Assuming that this list contains pretty much everything we call "oral Torah", that should mean that the Sanhedrin can settle any question that isn't governed by a הלכה למשה מסיני, or some kind of תקנה דרבנן.
Any תיקו (the tradition is to read this homiletically, that Eliyahu will come and settle unanswered questions in the gemara). Certainly any later question in the Rishonim or Achronim.
Most decisions in the Shulchan Aruch and later are decided by ruling strictly among the Rishonim! The new Sanhedrin could instead just, pick one.
Or pick minhagim, between Ashkenazim and Sefardim and Yemenites. From now on, this is how we all do it.
That's without their power to actually make completely new drashos and simply override what the gemara or tannaim said.
What do we expect them to actually do? They could turn everything upside down! Do we expect them to do that, relitigate every question and essentially make every sefer we have obsolete? Or would they nibble at the edges, leaving most everything alone, respecting tradition, even though literally almost all of it is based on the earlier authorities not having the power to do what the Sanhedrin can do?
Would that be an abdication of the job that the Torah gave them explicitly (Devarim 17:8-11): to settle questions in a decisive way?
Is the approach taken by the Amoraim in the Talmudim relevant? The Rambam seemed to treat them as a quasi-Sanhedrin, able to make decisions that were binding on all of Israel - unlike any Beis Din that came after. Nevertheless, the Amoraim considered themselves bound by the ruling of the Tannaim. Is that because they weren't quite a Sanhedrin, or because that is the right approach?
Have gedolim offered opinions on how this would work?
Maybe a follow-up question (לולא מסתפני), if we think that they would turn everyone upside down: We might naively have assumed that qualification for the Sanhedrin is similar (with maybe a few additional requirements) to qualification for being a gadol today: great mastery of the Torah literature from the Gemara and onward. So the Sanhedrin would presumably be chosen from our gedolim.
But in the new Sanhedrin, is it possible that that skill set would no longer be very useful, since all those sefarim are about to become obsolete? Or would we say that the דעת תורה that this study granted those gedolim, is exactly the characteristic that the New Sanhedrin is going to need as well?
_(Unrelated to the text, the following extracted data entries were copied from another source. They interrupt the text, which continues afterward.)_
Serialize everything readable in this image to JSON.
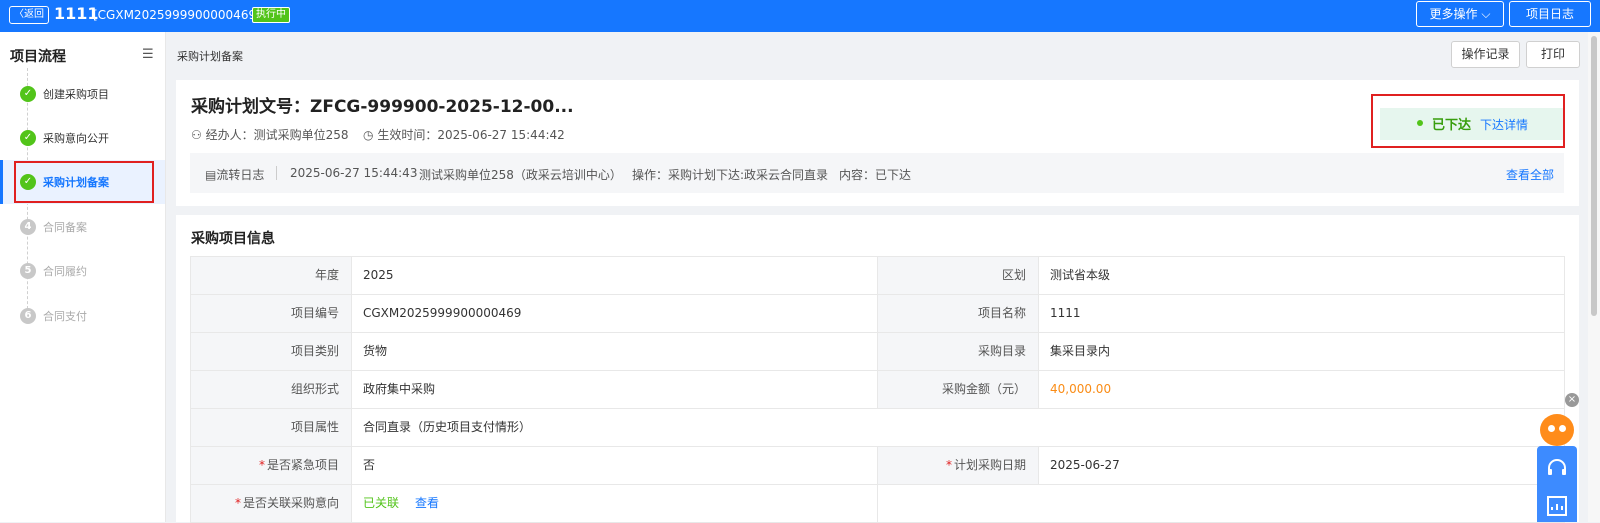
{
  "header": {
    "back_label": "〈返回",
    "project_number": "1111",
    "project_code": "[CGXM2025999900000469]",
    "status_badge": "执行中",
    "more_actions_label": "更多操作",
    "project_log_label": "项目日志"
  },
  "sidebar": {
    "title": "项目流程",
    "steps": [
      {
        "label": "创建采购项目",
        "state": "done",
        "icon": "check-icon"
      },
      {
        "label": "采购意向公开",
        "state": "done",
        "icon": "check-icon"
      },
      {
        "label": "采购计划备案",
        "state": "active",
        "icon": "check-icon"
      },
      {
        "label": "合同备案",
        "state": "pending",
        "number": "4"
      },
      {
        "label": "合同履约",
        "state": "pending",
        "number": "5"
      },
      {
        "label": "合同支付",
        "state": "pending",
        "number": "6"
      }
    ]
  },
  "breadcrumb": "采购计划备案",
  "toolbar": {
    "operation_record_label": "操作记录",
    "print_label": "打印"
  },
  "plan": {
    "title": "采购计划文号：ZFCG-999900-2025-12-00...",
    "handler": "经办人：测试采购单位258",
    "effective_time": "生效时间：2025-06-27 15:44:42",
    "status": "已下达",
    "status_link": "下达详情"
  },
  "flow_log": {
    "label": "流转日志",
    "time": "2025-06-27 15:44:43",
    "unit": "测试采购单位258（政采云培训中心）",
    "operation": "操作：采购计划下达:政采云合同直录",
    "content": "内容：已下达",
    "view_all": "查看全部"
  },
  "info_section": {
    "title": "采购项目信息",
    "rows": [
      {
        "l1": "年度",
        "v1": "2025",
        "l2": "区划",
        "v2": "测试省本级"
      },
      {
        "l1": "项目编号",
        "v1": "CGXM2025999900000469",
        "l2": "项目名称",
        "v2": "1111"
      },
      {
        "l1": "项目类别",
        "v1": "货物",
        "l2": "采购目录",
        "v2": "集采目录内"
      },
      {
        "l1": "组织形式",
        "v1": "政府集中采购",
        "l2": "采购金额（元）",
        "v2": "40,000.00"
      },
      {
        "l1": "项目属性",
        "v1": "合同直录（历史项目支付情形）"
      },
      {
        "l1": "是否紧急项目",
        "v1": "否",
        "l2": "计划采购日期",
        "v2": "2025-06-27"
      },
      {
        "l1": "是否关联采购意向",
        "v1": "已关联",
        "link": "查看"
      }
    ]
  },
  "colors": {
    "primary": "#1677ff",
    "success": "#52c41a",
    "amount": "#fa8c16",
    "highlight_outline": "#e02020"
  }
}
Update: The Kesef Mishnah on the Rambam I brought at the beginning says that even though they do have this power to relitigate drashos, the chachmei hagemara decided never to do it ("קימו וקיבלו") for the Mishnah, and later generations decided never to do it for the Talmud. When do they do that, and would it apply to a new Sanhedrin? Does that decision have the status of a "takanah", which has higher standards for being overriden (גדול בחכמה ובמנין, see there)? The Rambam seems to say elsewhere that no one after the Talmud was accepted like a Sanhedrin, so a real new Sanhedrin might be different.
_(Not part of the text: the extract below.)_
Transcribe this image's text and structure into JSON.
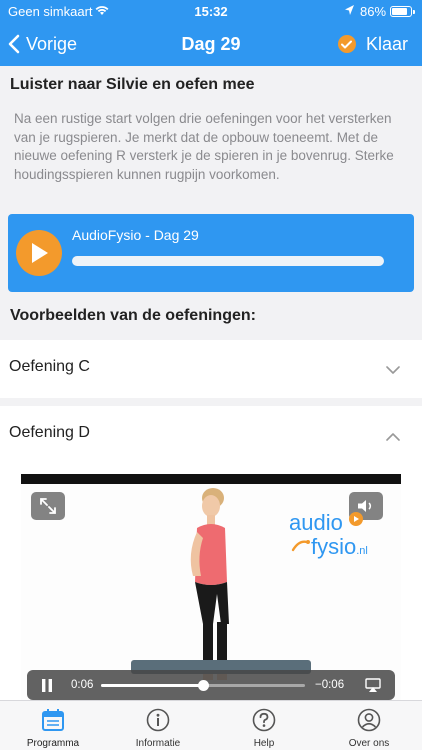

I would expect that many areas of what in the west is known as civil and criminal law would be updated and brought into the 21st century. The scholarship of the Mishpat Ivri movement has already furnished a headstart in these areas, but there is obviously plenty more to do. I would expect that just about everything ritually related would remain mostly the same - other than whatever steps would need to be taken in order to harmonize the practices of various edoth.